Tom’s career began at Bell Telephone Laboratories where he served as part of the now-legendary ESS-1 project.  In later years, he managed real-time projects for La CEGOS Informatique in Paris, and, while working for Svenska Phillips in Stockholm, was responsible for distributed on-line banking systems installed in Sweden, Holland, France and Finland.  He has lectured and consulted throughout the Americas, Europe, Africa, Australia and the Far East.

He has a BSEE degree from Cornell University, an M.S. from Columbia University, a diplome from the University of Paris at the Sorbonne, plus an honorary doctorate from City University London (2003).  In 1999 he was elected a Fellow of the IEEE. He is the winner of the 1999 Wayne Stevens Award for his contribution to software engineering methods. He is a Visiting Scholar at the University of Maine, where he has taught three years of  an undergraduate Ethics course.   His consulting practice is largely focused on organizational development, software methods, and litigation support. Tom lives in Camden, Maine with his wife Sally O. Smyth.

DeMarco’s Other Side

Tom DeMarco’s most recent mainstream novel is The One-way Time Traveler, a visit to a future society controlled entirely by women.  The book is available in paperback and e-book, and now as an audiobook from Audible.

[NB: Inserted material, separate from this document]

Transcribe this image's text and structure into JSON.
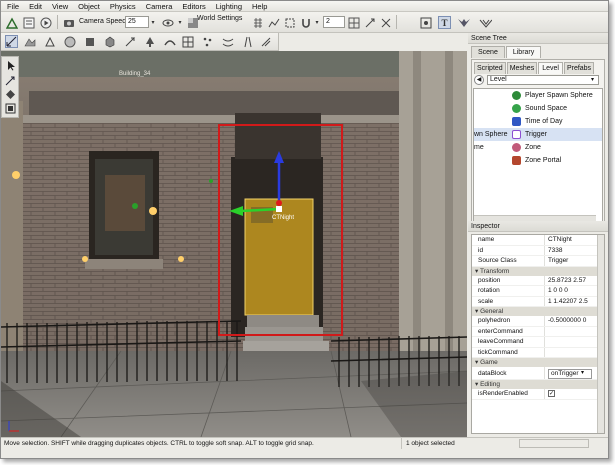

Prior to that he wrote A Ruby Beam of Light, and Airship Nation, two volumes of a “gentle apocalyptic” series entitled  Dark World Chronicles.  Chronicles tells of the world on the brink of war when an unsettling new technology makes the weapons of war suddenly impotent.  Sounds good, right? But the so-called Layton Effect also makes cars and trucks impotent, as well as planes, and guns, and bombs, and anything that depends on combustion.  Could society ever go back to the simpler days of the nineteenth century?  Darkword Chronicles is also available in German under the title, Als auf der Welt das Licht ausging, published by Hanser Verlag.

His earlier mainstream work of fiction is the comic novel, Dark Harbor House.  It was published by Down East Books in 2001, a coming of age story that takes place in the late 1940s on an island off the coast of Maine. Lisa Alther (author of Kinflicks ) had this to say about Dark Harbor House: “I missed this book whenever I had to put it down, and rushed to get back to it.”

More recently, his collection of short stories, Lieutenant America and Miss Apple Pie, was published by Down East. This is the book that Kirkus Reviews described as “Beautifully detailed stories, bathed in warmth.”